Education on the disease process of diabetes, including short and long term complications, should be given to all patients. Patients should be taught how and when to check their glucose. Patients should receive education about how to use oral hypoglycemic meds and/or insulin, their side effects, and the importance of compliance. Dietitians, nurses, and multi-disciplinary home health can be important members of the team in assisting with this education.

Enhancing Healthcare Team Outcomes

Diabetic ketoacidosis is a life-threatening complication of diabetes, and any delay in treatment can lead to death. The disorder can present with varied signs and symptoms and affects many organs; thus, it is best managed by an interprofessional team dedicated to the management of patients with diabetes mellitus. The majority of patients first present to the emergency department, and it is here that the treatment usually starts.

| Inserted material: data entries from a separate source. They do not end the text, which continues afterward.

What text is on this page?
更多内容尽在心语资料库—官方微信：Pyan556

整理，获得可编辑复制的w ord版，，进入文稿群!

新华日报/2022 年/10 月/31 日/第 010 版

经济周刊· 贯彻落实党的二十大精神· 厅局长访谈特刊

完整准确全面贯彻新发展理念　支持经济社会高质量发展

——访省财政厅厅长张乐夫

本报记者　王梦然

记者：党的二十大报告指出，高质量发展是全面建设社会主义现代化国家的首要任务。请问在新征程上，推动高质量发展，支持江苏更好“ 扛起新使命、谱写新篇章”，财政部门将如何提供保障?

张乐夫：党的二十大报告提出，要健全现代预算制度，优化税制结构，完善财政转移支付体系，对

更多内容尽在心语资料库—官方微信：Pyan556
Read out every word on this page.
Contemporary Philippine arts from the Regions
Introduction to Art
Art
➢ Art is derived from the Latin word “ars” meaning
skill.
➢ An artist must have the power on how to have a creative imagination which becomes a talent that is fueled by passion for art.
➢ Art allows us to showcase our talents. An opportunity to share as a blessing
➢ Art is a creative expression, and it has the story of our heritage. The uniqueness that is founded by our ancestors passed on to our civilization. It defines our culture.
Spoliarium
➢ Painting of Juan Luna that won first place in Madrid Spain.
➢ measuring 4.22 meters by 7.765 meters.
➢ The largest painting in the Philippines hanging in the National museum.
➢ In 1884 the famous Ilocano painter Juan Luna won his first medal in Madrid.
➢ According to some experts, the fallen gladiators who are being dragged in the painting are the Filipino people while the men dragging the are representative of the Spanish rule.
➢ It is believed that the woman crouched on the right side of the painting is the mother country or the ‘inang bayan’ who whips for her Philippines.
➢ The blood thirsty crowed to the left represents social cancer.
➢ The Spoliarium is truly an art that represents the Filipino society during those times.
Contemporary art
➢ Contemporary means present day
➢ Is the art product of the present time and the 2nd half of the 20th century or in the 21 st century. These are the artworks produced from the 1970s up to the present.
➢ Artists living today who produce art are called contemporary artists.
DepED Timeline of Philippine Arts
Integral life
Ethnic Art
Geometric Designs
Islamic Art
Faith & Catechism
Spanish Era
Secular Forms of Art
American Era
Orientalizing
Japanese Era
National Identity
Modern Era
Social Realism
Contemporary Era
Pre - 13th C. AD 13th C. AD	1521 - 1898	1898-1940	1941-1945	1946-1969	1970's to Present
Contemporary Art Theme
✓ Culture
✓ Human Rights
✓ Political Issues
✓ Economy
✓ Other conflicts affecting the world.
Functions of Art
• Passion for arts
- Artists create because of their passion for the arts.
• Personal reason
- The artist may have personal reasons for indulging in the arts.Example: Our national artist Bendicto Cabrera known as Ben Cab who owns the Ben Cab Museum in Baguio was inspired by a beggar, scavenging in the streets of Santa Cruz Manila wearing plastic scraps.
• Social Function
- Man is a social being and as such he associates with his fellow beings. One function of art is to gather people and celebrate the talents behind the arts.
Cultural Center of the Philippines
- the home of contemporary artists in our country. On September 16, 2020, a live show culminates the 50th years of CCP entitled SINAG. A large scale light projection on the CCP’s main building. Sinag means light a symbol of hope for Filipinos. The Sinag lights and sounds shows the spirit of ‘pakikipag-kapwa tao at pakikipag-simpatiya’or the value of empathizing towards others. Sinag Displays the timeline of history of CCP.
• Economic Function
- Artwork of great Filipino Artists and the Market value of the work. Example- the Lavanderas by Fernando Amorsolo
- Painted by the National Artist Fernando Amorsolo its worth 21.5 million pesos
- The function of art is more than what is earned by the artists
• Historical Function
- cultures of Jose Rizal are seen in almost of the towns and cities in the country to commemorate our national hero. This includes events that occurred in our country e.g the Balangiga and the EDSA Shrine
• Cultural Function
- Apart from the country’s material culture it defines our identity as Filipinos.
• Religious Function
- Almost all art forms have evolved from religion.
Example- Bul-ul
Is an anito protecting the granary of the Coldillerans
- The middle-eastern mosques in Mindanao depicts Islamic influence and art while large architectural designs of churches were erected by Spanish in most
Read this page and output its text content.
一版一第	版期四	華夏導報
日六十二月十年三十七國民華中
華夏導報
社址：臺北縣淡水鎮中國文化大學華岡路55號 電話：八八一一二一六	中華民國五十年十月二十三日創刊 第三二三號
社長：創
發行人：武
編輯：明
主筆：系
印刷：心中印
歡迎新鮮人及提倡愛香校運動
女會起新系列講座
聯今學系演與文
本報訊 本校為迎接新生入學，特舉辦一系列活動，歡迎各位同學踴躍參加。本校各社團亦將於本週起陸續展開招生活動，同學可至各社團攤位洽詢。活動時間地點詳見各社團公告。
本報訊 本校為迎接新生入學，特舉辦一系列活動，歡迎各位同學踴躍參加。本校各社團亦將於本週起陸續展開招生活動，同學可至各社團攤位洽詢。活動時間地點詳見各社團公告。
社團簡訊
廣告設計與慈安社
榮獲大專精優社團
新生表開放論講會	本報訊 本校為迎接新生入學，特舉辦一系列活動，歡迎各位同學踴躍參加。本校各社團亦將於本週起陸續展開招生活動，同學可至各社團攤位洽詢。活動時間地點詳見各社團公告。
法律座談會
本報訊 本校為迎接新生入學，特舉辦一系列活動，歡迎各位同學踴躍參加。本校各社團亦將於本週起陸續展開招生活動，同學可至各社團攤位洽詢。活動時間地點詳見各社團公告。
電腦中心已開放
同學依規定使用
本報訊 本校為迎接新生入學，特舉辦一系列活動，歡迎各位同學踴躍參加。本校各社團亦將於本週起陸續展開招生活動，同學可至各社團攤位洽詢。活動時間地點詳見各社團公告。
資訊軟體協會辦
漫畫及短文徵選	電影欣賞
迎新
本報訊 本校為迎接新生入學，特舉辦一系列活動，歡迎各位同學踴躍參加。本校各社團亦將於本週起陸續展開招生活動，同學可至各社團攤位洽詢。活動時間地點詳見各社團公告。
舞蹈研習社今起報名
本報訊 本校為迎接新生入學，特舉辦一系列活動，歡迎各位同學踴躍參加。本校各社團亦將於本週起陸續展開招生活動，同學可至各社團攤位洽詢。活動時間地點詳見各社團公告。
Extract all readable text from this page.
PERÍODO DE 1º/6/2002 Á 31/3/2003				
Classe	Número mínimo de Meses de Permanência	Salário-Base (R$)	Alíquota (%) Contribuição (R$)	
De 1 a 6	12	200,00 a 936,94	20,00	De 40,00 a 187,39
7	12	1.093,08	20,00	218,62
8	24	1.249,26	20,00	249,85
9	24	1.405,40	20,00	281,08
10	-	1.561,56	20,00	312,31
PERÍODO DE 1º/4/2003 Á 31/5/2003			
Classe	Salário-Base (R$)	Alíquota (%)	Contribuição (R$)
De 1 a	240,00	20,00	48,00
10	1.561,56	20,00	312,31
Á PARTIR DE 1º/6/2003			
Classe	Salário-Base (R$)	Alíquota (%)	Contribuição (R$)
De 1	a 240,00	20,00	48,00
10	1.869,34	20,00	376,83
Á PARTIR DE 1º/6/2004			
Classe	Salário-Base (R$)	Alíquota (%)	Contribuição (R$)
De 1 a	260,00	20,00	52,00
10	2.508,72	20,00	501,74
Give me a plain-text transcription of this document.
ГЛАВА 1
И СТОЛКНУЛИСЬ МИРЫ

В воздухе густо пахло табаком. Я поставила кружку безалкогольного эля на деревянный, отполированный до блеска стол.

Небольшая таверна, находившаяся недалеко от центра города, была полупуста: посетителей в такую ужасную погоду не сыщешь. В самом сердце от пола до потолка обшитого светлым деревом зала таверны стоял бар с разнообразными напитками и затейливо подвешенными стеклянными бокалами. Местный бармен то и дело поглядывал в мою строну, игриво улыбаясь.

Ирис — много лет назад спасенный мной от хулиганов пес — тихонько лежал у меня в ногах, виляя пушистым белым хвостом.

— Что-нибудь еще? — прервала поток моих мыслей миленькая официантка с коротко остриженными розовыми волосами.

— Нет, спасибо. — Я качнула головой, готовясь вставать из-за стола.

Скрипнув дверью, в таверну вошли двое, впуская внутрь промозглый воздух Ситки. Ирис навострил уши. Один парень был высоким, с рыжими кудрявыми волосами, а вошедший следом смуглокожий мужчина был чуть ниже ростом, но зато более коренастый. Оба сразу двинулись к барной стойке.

The triage nurse has to be familiar with the signs and symptoms of DKA and immediately admit the patient and notify the emergency department physician. While the patient is being resuscitated, placed on a monitor, and having blood drawn, the intensivist and an endocrinologist should be consulted.

Immediate blood work is necessary to determine the state of ketoacidosis, and imaging may be necessary to rule out pneumonia. If the mental status is altered, a CT scan may be required, and thus the radiologist must be notified about the patient's hemodynamic status. No patient with DKA should go unmonitored to a radiology suite.

The infectious disease expert and cardiologist should be consulted if there is suspicion of infection or MI as the trigger.

The pharmacist and nurses should determine if the patient was compliant with insulin treatment. Following discharge, the social workers should be involved in the care since recurrent DKA admissions are common, especially in inner-city hospitals. Socioeconomic status, education status, access to insulin, the presence of health care coverage, and the presence of mental illness, etc. play a big role in these patients.

An interprofessional team, including social workers, are often needed to address these particular situations. Meticulous discharge planning, involving social workers for patients with socioeconomic needs, and hospital initiated follow up clinics for discharged patients are some of the factors important to reduce the recurrences of DKA in the same individual. Finally, patient education is highly recommended, as in many cases, the cause of DKA is failing to comply with treatment.


In developed countries, the morbidity and mortality rates are low chiefly because of a streamlined interprofessional approach to the management of these patients. However, in developing countries, mortality rates of 0.3 to 2.5% are still reported. The major cause of death in most young patients is cerebral edema.